Just listen to what they said the next morning:
Walter Kerr, Herald Tribune: “Don’t bother to finish reading this review now. You’d better sit right down and send for those tickets.”
Robert Coleman, Daily Mirror: “In case you have the mistaken notion that brains and fun don’t mix, perish the thought. … A masterpiece of musical comedy legerdemain.”
Brooks Atkinson, New York Times: “To Shaw’s agile intelligence, it adds the warmth, loveliness and excitement of a memorable theater frolic.”
William Hawkins, World-Telegram and Sun: ” ‘My Fair Lady’ takes a grip on your heart, then makes you exult with laughter. It is a legendary evening.”
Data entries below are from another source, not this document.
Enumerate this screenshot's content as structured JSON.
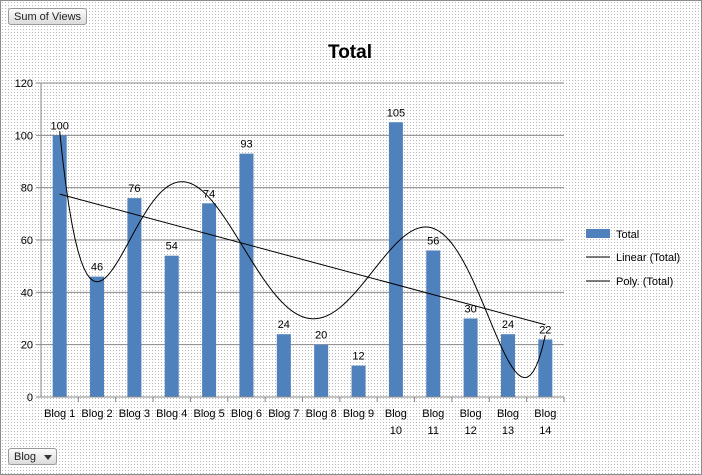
{
  "pivot": {
    "values_field": "Sum of Views",
    "axis_field": "Blog"
  },
  "chart_data": {
    "type": "bar",
    "title": "Total",
    "categories": [
      "Blog 1",
      "Blog 2",
      "Blog 3",
      "Blog 4",
      "Blog 5",
      "Blog 6",
      "Blog 7",
      "Blog 8",
      "Blog 9",
      "Blog 10",
      "Blog 11",
      "Blog 12",
      "Blog 13",
      "Blog 14"
    ],
    "series": [
      {
        "name": "Total",
        "values": [
          100,
          46,
          76,
          54,
          74,
          93,
          24,
          20,
          12,
          105,
          56,
          30,
          24,
          22
        ],
        "color": "#4f81bd"
      }
    ],
    "trendlines": [
      {
        "name": "Linear (Total)",
        "kind": "linear",
        "color": "#000000"
      },
      {
        "name": "Poly. (Total)",
        "kind": "polynomial",
        "color": "#000000"
      }
    ],
    "ylim": [
      0,
      120
    ],
    "yticks": [
      "0",
      "20",
      "40",
      "60",
      "80",
      "100",
      "120"
    ],
    "data_labels": true,
    "grid": true,
    "legend": "right"
  }
}
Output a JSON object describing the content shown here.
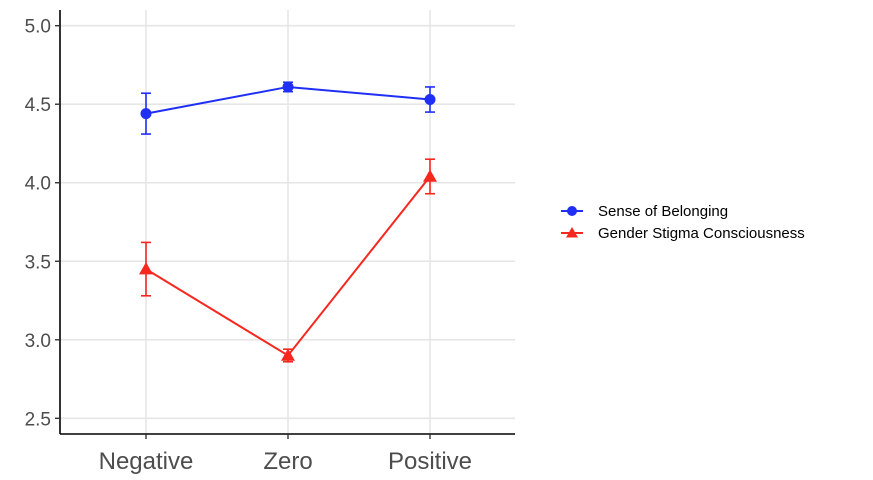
{
  "chart_data": {
    "type": "line",
    "categories": [
      "Negative",
      "Zero",
      "Positive"
    ],
    "ylim": [
      2.4,
      5.1
    ],
    "yticks": [
      2.5,
      3.0,
      3.5,
      4.0,
      4.5,
      5.0
    ],
    "ytick_labels": [
      "2.5",
      "3.0",
      "3.5",
      "4.0",
      "4.5",
      "5.0"
    ],
    "grid": true,
    "legend_position": "right",
    "series": [
      {
        "name": "Sense of Belonging",
        "color": "#1f2ff5",
        "marker": "circle",
        "values": [
          4.44,
          4.61,
          4.53
        ],
        "error_low": [
          4.31,
          4.58,
          4.45
        ],
        "error_high": [
          4.57,
          4.64,
          4.61
        ]
      },
      {
        "name": "Gender Stigma Consciousness",
        "color": "#f5281f",
        "marker": "triangle",
        "values": [
          3.45,
          2.9,
          4.04
        ],
        "error_low": [
          3.28,
          2.86,
          3.93
        ],
        "error_high": [
          3.62,
          2.94,
          4.15
        ]
      }
    ]
  }
}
Hawkins added that the songs are “likely to be unforgettable,” and he was correct. Almost 50 years later, “The Rain in Spain,” “I Could Have Danced All Night” and many of its other tunes are instantly recognizable.
The plot, too, remains well-known. Prof. Henry Higgins takes on a social-improvement project: He tries to convert the low-born Cockney flower girl Eliza Doolittle into a grand lady, minely (that is, mainly) by teaching her an upper-class accent.
If there was ever any doubt that this show would age well, that was put to rest in 1976 when it became a hit once again on Broadway. Kerr, still under its spell after 20 years, wrote: “No reason why ‘My Fair Lady’ shouldn’t be revived and revived as long as there’s justice, and a thirst for lilting bewitchment, in the world.”
To kick off its 59th season, the Spokane Civic Theatre revives it in a run which begins with a gala opener Friday and continues through Oct. 29.
Troy Nickerson directs this version, with musical direction by Carol Miyamoto and choreography by Nickerson and Ryan Callan.
One of the elements that led to “My Fair Lady’s” incredible initial success was the brilliant casting: Rex Harrison as Higgins, Julie Andrews as Eliza, Robert Coote as Col. Pickering and Stanley Holloway as Alfred P. Doolittle.
In this production, Nickerson has cast a number of Civic veterans. Thomas Heppler plays Higgins, Kendra Kimball plays Eliza, Wes Deitrick plays Col. Pickering and David Gigler plays Alfred Doolittle.
Other main roles are filled by Judi Pratt, Philip Atkins, Norilee Kimball and Evelyn Renshaw.
The Civic’s executive director, Yvonne A.K. Johnson, said that audiences can expect to see (as in last season’s “Hello, Dolly!”) plenty of lavish, turn-of-the-century costumes.